Commentary on Recent Oil Price Decline
Prices for crude have collapsed below $70 per barrel in the second half of 2014, the lowest level in over four years, due to a dislocation between supply and demand. The suddenness of oil’s decline surprised most market observers who had predicted that oil would trade around $100 per barrel this year. While there are several factors contributing to the recent price decline, the largest factor is a global glut of oil supply that is not likely to be reduced anytime soon.
Supply and Demand Dynamics
Oil supplies have steadily risen in recent years. Part of the increase in supply is due to technological advancements in hydraulic fracking that have contributed to the shale oil boom in the United States. In fact, U.S. oil production has increased 80% since 2008 to about 9 million barrels of oil per day, thanks mostly to the shale oil boom. Additionally, war-torn nations like Libya and Iraq have seen an increase in oil supplies as production in those countries recovers from years of turmoil.
Compounding the problem, demand for oil has weakened in recent months due in part to economic stagnation in Europe and slowing growth in China. While the U.S. economy continues to grow at 2 – 4% annually, Europe is barely growing at all and is more likely to see deflation in the near term than an economic rebound. Thus, demand for crude has not kept up with the fast growing supply.

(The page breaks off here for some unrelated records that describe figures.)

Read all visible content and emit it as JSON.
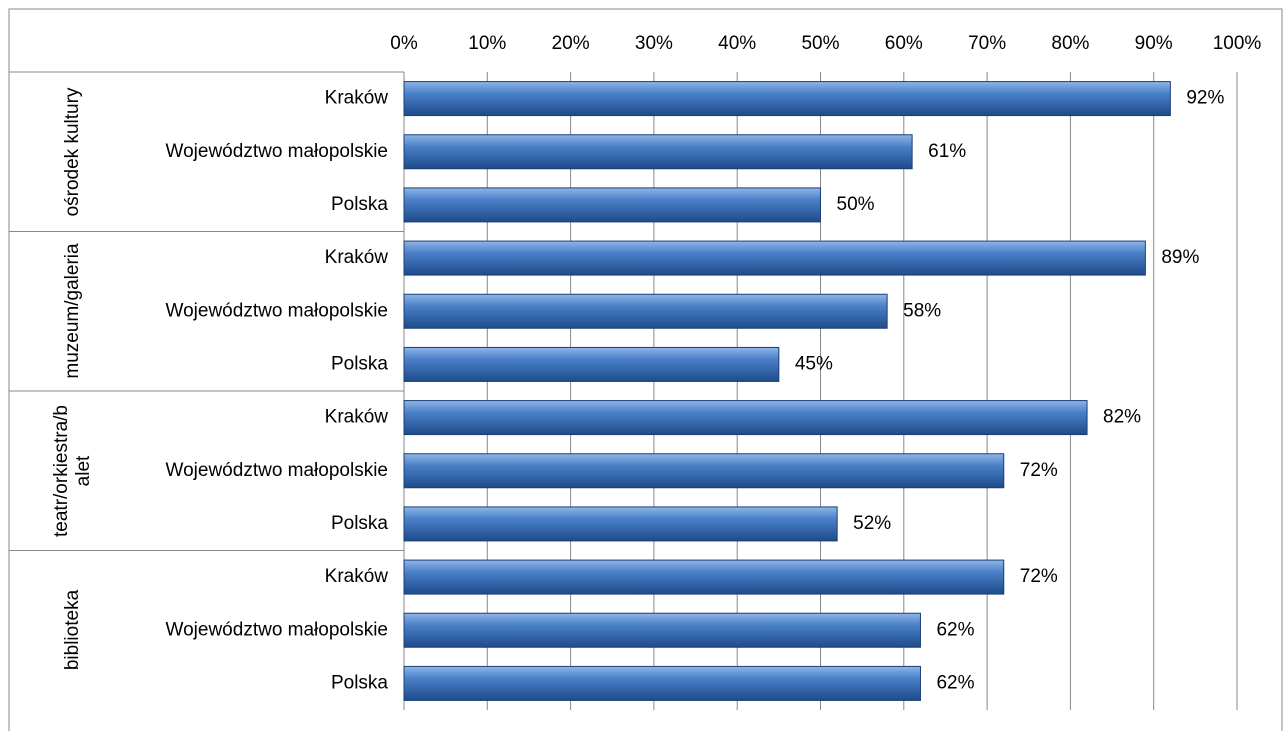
{
  "chart_data": {
    "type": "bar",
    "orientation": "horizontal",
    "groups": [
      "ośrodek kultury",
      "muzeum/galeria",
      "teatr/orkiestra/balet",
      "biblioteka"
    ],
    "categories": [
      "Kraków",
      "Województwo małopolskie",
      "Polska",
      "Kraków",
      "Województwo małopolskie",
      "Polska",
      "Kraków",
      "Województwo małopolskie",
      "Polska",
      "Kraków",
      "Województwo małopolskie",
      "Polska"
    ],
    "values": [
      92,
      61,
      50,
      89,
      58,
      45,
      82,
      72,
      52,
      72,
      62,
      62
    ],
    "value_labels": [
      "92%",
      "61%",
      "50%",
      "89%",
      "58%",
      "45%",
      "82%",
      "72%",
      "52%",
      "72%",
      "62%",
      "62%"
    ],
    "color": "#3a6fb8",
    "xlim": [
      0,
      100
    ],
    "xticks": [
      {
        "value": 0,
        "label": "0%"
      },
      {
        "value": 10,
        "label": "10%"
      },
      {
        "value": 20,
        "label": "20%"
      },
      {
        "value": 30,
        "label": "30%"
      },
      {
        "value": 40,
        "label": "40%"
      },
      {
        "value": 50,
        "label": "50%"
      },
      {
        "value": 60,
        "label": "60%"
      },
      {
        "value": 70,
        "label": "70%"
      },
      {
        "value": 80,
        "label": "80%"
      },
      {
        "value": 90,
        "label": "90%"
      },
      {
        "value": 100,
        "label": "100%"
      }
    ],
    "grid": true
  }
}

OPEC Fails to Support Markets
In the past, the Organization of Petroleum Exporting Countries (OPEC), led by Saudi Arabia, has acted to stabilize oil prices by manipulating production. When oil prices have dropped significantly in the past, OPEC has cut its production target to support prices, as many OPEC countries rely on high oil prices to support their economies and balance their budgets. However, OPEC oil ministers did not cut production levels at their most recent meeting last week. This is problematic because even if OPEC members more closely abide by their current ceiling target, such restraint will only have the effect of reducing oil supplies by approximately 300,000 barrels a day, which is not significant enough to bolster oil prices.
OPEC’s decision not to cut production is largely a function of geopolitics. Even though the U.S. does not export unrefined crude oil to the world market due to a ban on exports that was created during the 1970s oil crisis, U.S. shale production is a threat to Middle Eastern oil producers because it satisfies demand for oil by U.S. manufacturers that otherwise would be imported to the U.S. from the Middle East. OPEC is wary of cutting production to raise oil prices for fear that higher prices would incentivize more U.S. oil production, which would lead to lower market share for OPEC producers. By refusing to cut production, OPEC has signaled that U.S. producers will have to bear some responsibility for the glut of oil on the market.
Implications and Outlook
The recent slide in crude oil prices has important implications for the global economy and for equity markets. As oil prices drop, stocks of U.S. oil producers and service companies are hurt, while stocks in transportation companies benefit. The most vulnerable companies to a drop in oil prices are those producers with high debt and/or positions in high cost oil plays in the U.S., such as the Bakken play in North Dakota where the average cost of oil production is between $60 and $70 per barrel. While we typically favor energy companies for investment with low debt and low costs of production, the entire energy sector has declined due to the prolonged weakness of oil prices.
The energy sector is 9% of the S&P 500 and an integral part of investor stock portfolios in the expansionary phase of an economic cycle. While those portfolios will be hurt in the near term by the collapse of crude, this may also be viewed as an attractive time to begin positions in the energy sector for those portfolios that are under-exposed to the sector. Since the best bargains are often found in the times of greatest pessimism, we will search for stocks in those energy companies that we believe are best equipped to survive the decline in oil prices and will likely recover the most when oil prices stabilize at a higher, more rational price in line with historical trends. For those portfolios with a significant energy exposure, we will also look for stocks of manufacturing and transportation companies that use crude oil as an important input of production and will therefore profit the most from low oil prices.
A silver lining in the oil price collapse is that U.S. consumers will benefit from lower gasoline prices and lower home heating bills during the winter months. This may help retailers during the holiday season as shoppers will have more disposable income. Additionally, the Eurozone is a major oil importer, so the drop in oil prices may provide a much needed boost for the struggling European economy.
Lastly, we do not believe that $65 per barrel oil prices are here to stay for the long term. While Saudi Arabia can withstand low oil prices for an extended period of time, countries like Iran, Russia and Venezuela need significantly higher oil prices over $100 per barrel to balance their budgets. It is likely that these countries will apply pressure to other oil producing nations to raise prices if prices stay low for an extended period of time. Further, we expect U.S. producers to eventually begin reducing production, however it will take time for reduced spending on drilling to impact oil prices.